We remember those headlines, too. All throughout 2013, analysts and reporters alike wrote that housing inventory had, after a long and perilous decline, bottomed in early 2013, and that with housing on the uptick, it was only a matter of time before inventory increased to a more healthy, sustainable level.
Except…that hasn’t really happened, and in some markets – Chicagoland’s included – inventory has continued to decline.
What factors in the current housing market, though, could reverse those trends? Here are three that could play a role:
1. Rising Home Prices – Home prices posted very strong increases in 2013, rising 11 percent for the year according to the CoreLogic Home Price Index. Such increases, so the logic goes, will bump more homeowners off the fence, and will convince them to sell their properties.
Though that argument is among the more common among inventory analyses, there is one flaw in its logic – the home-price gains of 2013 are not expected to continue through 2014; and if the price gains of 2013 were not enough to coax homeowners into the market, then what is?
2. Bolstering Home Equity – If rising home prices are not the answer, our salvation may rest in stronger home equity. After all, one of the major things holding back housing inventory is negative equity – one does not simply sell a home when its mortgage exceeds its value; however, with home values on the rise and the nation’s equity situation improving markedly, more homes could be entering the market.

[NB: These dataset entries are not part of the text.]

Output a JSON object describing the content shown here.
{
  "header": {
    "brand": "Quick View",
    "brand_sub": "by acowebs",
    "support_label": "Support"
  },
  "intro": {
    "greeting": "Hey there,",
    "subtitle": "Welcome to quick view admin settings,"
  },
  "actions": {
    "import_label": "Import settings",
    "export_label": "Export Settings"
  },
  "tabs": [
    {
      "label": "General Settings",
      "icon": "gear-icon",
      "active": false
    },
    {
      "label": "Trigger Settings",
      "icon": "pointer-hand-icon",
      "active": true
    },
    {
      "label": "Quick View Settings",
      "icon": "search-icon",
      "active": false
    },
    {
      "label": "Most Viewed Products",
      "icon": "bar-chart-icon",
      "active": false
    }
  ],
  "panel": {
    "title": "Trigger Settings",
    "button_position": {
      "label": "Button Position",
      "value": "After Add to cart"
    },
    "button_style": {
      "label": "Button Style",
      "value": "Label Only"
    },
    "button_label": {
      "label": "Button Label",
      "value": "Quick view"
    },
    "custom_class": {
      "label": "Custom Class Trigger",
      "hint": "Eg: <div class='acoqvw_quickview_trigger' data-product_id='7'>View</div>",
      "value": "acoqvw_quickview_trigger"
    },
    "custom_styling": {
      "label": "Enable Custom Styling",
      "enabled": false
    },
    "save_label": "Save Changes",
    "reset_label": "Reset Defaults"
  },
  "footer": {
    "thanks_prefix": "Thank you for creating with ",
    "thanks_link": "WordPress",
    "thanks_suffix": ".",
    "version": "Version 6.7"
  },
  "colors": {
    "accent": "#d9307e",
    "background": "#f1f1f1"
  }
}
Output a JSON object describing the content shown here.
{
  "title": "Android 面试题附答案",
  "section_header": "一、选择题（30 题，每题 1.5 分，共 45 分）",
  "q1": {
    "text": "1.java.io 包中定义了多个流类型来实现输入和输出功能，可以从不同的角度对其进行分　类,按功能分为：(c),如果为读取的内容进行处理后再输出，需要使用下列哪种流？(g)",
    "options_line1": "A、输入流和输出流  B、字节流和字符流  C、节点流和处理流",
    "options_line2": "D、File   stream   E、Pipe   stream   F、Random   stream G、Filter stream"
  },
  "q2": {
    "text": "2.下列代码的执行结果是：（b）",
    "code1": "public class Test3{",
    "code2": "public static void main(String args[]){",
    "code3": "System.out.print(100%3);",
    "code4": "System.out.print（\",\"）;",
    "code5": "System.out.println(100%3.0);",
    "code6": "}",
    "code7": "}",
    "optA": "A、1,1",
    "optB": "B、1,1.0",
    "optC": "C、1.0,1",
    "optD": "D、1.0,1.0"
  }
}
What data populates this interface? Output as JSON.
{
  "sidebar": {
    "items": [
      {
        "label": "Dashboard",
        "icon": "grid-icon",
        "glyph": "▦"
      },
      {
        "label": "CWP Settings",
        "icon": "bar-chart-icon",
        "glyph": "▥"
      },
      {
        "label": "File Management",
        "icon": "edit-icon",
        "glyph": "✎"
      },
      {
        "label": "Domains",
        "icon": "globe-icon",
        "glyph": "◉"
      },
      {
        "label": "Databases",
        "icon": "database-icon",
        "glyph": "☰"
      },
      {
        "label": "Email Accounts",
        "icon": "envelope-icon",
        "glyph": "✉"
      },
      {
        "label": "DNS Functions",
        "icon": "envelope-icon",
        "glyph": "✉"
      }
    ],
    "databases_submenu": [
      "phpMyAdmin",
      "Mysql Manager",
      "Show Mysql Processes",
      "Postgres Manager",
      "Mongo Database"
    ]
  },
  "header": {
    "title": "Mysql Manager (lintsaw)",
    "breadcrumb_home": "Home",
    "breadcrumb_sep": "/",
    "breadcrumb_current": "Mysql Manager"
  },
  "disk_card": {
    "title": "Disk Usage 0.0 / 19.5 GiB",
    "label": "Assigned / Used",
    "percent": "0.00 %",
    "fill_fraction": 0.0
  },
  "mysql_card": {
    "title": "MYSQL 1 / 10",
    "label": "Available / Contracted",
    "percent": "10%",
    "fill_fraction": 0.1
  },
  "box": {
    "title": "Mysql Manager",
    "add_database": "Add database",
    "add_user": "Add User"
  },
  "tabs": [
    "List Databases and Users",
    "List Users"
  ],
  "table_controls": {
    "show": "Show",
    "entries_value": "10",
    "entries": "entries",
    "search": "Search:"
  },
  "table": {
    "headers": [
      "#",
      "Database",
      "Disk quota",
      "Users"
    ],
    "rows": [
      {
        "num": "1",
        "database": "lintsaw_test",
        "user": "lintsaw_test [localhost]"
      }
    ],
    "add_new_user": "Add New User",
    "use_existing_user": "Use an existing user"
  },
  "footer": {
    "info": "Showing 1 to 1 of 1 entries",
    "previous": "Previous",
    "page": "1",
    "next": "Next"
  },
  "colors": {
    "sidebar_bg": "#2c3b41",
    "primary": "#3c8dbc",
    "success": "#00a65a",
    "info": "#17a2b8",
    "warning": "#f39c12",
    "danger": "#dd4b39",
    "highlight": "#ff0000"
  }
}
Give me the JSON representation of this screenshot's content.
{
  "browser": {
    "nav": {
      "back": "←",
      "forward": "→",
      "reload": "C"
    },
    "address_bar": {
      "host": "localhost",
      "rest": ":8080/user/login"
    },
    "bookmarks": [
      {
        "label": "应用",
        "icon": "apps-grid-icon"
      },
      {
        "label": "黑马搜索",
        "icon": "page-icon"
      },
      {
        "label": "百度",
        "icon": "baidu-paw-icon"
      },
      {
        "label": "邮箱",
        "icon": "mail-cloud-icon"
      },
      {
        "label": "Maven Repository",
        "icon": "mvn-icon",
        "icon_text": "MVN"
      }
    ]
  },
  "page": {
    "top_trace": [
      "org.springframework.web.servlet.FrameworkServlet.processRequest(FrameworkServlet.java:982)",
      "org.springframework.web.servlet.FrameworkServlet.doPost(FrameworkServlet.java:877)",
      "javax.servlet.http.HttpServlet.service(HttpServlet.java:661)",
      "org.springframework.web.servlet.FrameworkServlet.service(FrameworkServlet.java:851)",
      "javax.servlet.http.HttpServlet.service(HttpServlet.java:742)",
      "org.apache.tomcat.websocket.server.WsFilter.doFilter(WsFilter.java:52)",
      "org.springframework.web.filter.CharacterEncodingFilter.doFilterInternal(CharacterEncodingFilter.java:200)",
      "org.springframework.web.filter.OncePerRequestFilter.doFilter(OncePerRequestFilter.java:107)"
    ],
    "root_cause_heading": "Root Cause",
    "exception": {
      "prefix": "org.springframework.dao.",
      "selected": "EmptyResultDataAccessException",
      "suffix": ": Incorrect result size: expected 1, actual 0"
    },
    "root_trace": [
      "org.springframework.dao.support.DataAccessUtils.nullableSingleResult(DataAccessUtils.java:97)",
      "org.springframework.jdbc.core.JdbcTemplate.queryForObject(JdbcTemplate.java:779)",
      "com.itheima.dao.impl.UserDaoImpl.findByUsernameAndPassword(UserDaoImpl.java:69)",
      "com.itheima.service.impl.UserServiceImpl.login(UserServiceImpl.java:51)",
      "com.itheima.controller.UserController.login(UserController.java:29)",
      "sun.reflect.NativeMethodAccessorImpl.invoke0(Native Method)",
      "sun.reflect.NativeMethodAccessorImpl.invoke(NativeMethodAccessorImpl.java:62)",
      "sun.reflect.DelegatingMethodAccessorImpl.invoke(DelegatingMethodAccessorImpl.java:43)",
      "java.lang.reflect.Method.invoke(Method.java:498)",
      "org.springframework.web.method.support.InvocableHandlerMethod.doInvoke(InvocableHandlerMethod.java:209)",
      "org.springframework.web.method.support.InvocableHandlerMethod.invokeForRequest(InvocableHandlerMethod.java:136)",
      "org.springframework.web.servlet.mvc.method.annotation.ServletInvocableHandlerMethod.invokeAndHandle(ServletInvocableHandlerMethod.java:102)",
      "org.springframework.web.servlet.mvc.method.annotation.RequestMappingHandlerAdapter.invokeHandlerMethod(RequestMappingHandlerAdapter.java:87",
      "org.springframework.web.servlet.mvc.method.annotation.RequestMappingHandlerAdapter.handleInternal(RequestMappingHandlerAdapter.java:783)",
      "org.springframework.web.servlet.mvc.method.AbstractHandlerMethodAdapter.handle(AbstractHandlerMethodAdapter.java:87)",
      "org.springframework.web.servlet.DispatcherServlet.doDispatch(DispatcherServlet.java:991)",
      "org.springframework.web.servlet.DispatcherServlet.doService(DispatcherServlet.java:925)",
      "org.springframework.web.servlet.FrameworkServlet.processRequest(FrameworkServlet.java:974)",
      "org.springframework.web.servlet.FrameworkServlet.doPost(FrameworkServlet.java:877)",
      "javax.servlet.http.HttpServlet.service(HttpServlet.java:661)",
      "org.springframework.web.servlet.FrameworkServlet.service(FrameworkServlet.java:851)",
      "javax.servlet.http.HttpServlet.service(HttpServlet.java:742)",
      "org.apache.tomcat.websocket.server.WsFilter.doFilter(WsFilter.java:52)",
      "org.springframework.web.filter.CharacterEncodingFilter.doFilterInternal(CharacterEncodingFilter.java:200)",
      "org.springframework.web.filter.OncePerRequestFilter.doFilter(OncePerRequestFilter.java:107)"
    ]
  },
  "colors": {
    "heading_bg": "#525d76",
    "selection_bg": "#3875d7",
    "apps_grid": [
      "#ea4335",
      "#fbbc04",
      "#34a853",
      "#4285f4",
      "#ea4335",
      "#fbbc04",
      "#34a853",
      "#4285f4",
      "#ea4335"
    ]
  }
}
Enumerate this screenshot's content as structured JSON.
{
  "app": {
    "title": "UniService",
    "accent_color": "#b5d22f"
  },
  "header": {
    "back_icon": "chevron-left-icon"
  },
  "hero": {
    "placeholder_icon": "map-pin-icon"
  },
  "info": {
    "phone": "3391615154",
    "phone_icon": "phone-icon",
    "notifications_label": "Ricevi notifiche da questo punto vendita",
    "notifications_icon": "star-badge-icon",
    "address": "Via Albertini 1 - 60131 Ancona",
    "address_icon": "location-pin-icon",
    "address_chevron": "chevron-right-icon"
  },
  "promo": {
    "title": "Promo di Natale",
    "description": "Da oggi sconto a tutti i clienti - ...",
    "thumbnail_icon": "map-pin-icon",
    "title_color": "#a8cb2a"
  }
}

3. More Newly Built Homes – This is by far the likeliest source of new housing inventory in the coming months. Not only were housing starts in 2013 at a five-year high, but residential construction closed out the year 18 percent above 2012 – and there’s still plenty of room for improvement.
For instance: even with housing starts’ great year, 2013 was still the sixth-lowest year on record for starts, which were 38 percent below their historic norm; residential construction on the whole is still 48 percent below its 2006 peak; and finally, new home sales in 2013 totaled 428,000, far below the historic average of 750-800,000. In short, there’s quite a bit of room for improvement in the new home market, and that’s where we should be looking for inventory.